2) Report whether your results supported your hypothesis for the association between your primary explanatory variable and the response variable.
The hypothesis was that internet use rate was positively correlated with life expectancy, and the multiple regression model seems to support this hypothesis.
3) Discuss whether there was evidence of confounding for the association between your primary explanatory and response variable (Hint: adding additional explanatory variables to your model one at a time will make it easier to identify which of the variables are confounding variables);
As none of the three tested variables had a P-value of greater than 0.05, it doesn’t seem that there is any evidence of confounding variables.
4) Generate the following regression diagnostic plots:
a) q-q plot

b) standardized residuals for all observations

c) leverage plot

d) Write a few sentences describing what these plots tell you about your regression model in terms of the distribution of the residuals, model fit, influential observations, and outliers.

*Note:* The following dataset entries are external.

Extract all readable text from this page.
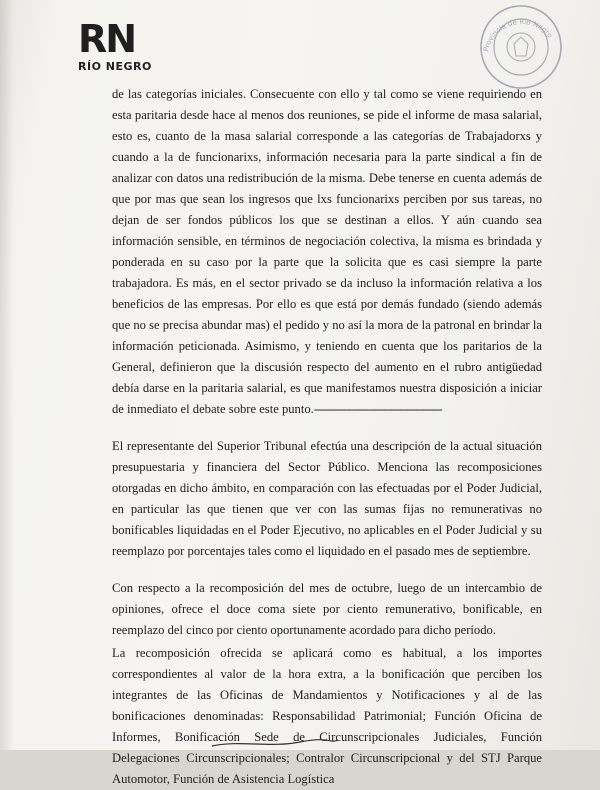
RN
RÍO NEGRO
Provincia de Río Negro

de las categorías iniciales. Consecuente con ello y tal como se viene requiriendo en esta paritaria desde hace al menos dos reuniones, se pide el informe de masa salarial, esto es, cuanto de la masa salarial corresponde a las categorías de Trabajadorxs y cuando a la de funcionarixs, información necesaria para la parte sindical a fin de analizar con datos una redistribución de la misma. Debe tenerse en cuenta además de que por mas que sean los ingresos que lxs funcionarixs perciben por sus tareas, no dejan de ser fondos públicos los que se destinan a ellos. Y aún cuando sea información sensible, en términos de negociación colectiva, la misma es brindada y ponderada en su caso por la parte que la solicita que es casi siempre la parte trabajadora. Es más, en el sector privado se da incluso la información relativa a los beneficios de las empresas. Por ello es que está por demás fundado (siendo además que no se precisa abundar mas) el pedido y no así la mora de la patronal en brindar la información peticionada. Asimismo, y teniendo en cuenta que los paritarios de la General, definieron que la discusión respecto del aumento en el rubro antigüedad debía darse en la paritaria salarial, es que manifestamos nuestra disposición a iniciar de inmediato el debate sobre este punto.----------------------------------------

El representante del Superior Tribunal efectúa una descripción de la actual situación presupuestaria y financiera del Sector Público. Menciona las recomposiciones otorgadas en dicho ámbito, en comparación con las efectuadas por el Poder Judicial, en particular las que tienen que ver con las sumas fijas no remunerativas no bonificables liquidadas en el Poder Ejecutivo, no aplicables en el Poder Judicial y su reemplazo por porcentajes tales como el liquidado en el pasado mes de septiembre.

Con respecto a la recomposición del mes de octubre, luego de un intercambio de opiniones, ofrece el doce coma siete por ciento remunerativo, bonificable, en reemplazo del cinco por ciento oportunamente acordado para dicho período.

La recomposición ofrecida se aplicará como es habitual, a los importes correspondientes al valor de la hora extra, a la bonificación que perciben los integrantes de las Oficinas de Mandamientos y Notificaciones y al de las bonificaciones denominadas: Responsabilidad Patrimonial; Función Oficina de Informes, Bonificación Sede de Circunscripcionales Judiciales, Función Delegaciones Circunscripcionales; Contralor Circunscripcional y del STJ Parque Automotor, Función de Asistencia Logística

The QQ plot indicates that there is a fairly tight fit to the distribution line, though the points deviate off of it at the lower and upper ends. This seems to indicate that the data is roughly normally distributed, but not perfectly normally distributed. Including other, higher order, variables in the regression model might help better capture the relationship.

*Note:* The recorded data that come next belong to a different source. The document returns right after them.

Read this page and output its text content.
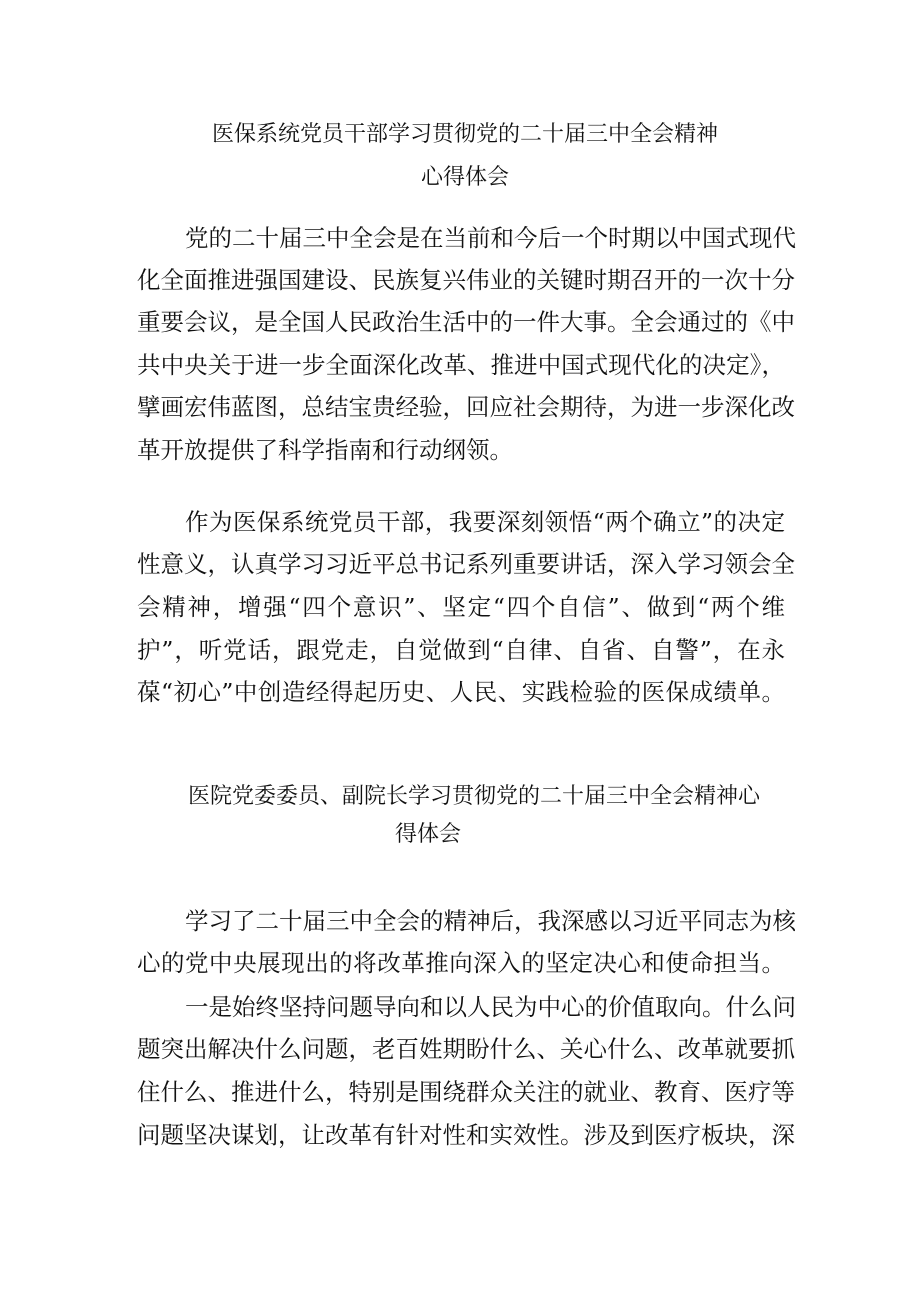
医保系统党员干部学习贯彻党的二十届三中全会精神
心得体会
党的二十届三中全会是在当前和今后一个时期以中国式现代
化全面推进强国建设、民族复兴伟业的关键时期召开的一次十分
重要会议，是全国人民政治生活中的一件大事。全会通过的《中
共中央关于进一步全面深化改革、推进中国式现代化的决定》，
擘画宏伟蓝图，总结宝贵经验，回应社会期待，为进一步深化改
革开放提供了科学指南和行动纲领。
作为医保系统党员干部，我要深刻领悟“两个确立”的决定
性意义，认真学习习近平总书记系列重要讲话，深入学习领会全
会精神，增强“四个意识”、坚定“四个自信”、做到“两个维
护”，听党话，跟党走，自觉做到“自律、自省、自警”，在永
葆“初心”中创造经得起历史、人民、实践检验的医保成绩单。
医院党委委员、副院长学习贯彻党的二十届三中全会精神心
得体会
学习了二十届三中全会的精神后，我深感以习近平同志为核
心的党中央展现出的将改革推向深入的坚定决心和使命担当。
一是始终坚持问题导向和以人民为中心的价值取向。什么问
题突出解决什么问题，老百姓期盼什么、关心什么、改革就要抓
住什么、推进什么，特别是围绕群众关注的就业、教育、医疗等
问题坚决谋划，让改革有针对性和实效性。涉及到医疗板块，深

The standardized residual graph shows that the vast majority of instances in the dataset have residuals that fall within two standard deviations from the mean, which fits the expectations for a normal distribution. It doesn’t look like any data points fall outside of three standard deviations from the mean, though there are some potential outliers. The model’s fit could potentially be improved by adding in new variables that might impact the relationships with the dependent variable.
The leverage plot suggests that there are a handful of outliers that have a notable, though not overwhelming, influence on the model’s estimations (points 183, 178, and 180). There also appear to be some instances which have a powerful impact on the model’s estimations, though in general they are not outliers as they do not fall outside of 1 standard deviation from the mean (the cluster on the far right of the graph).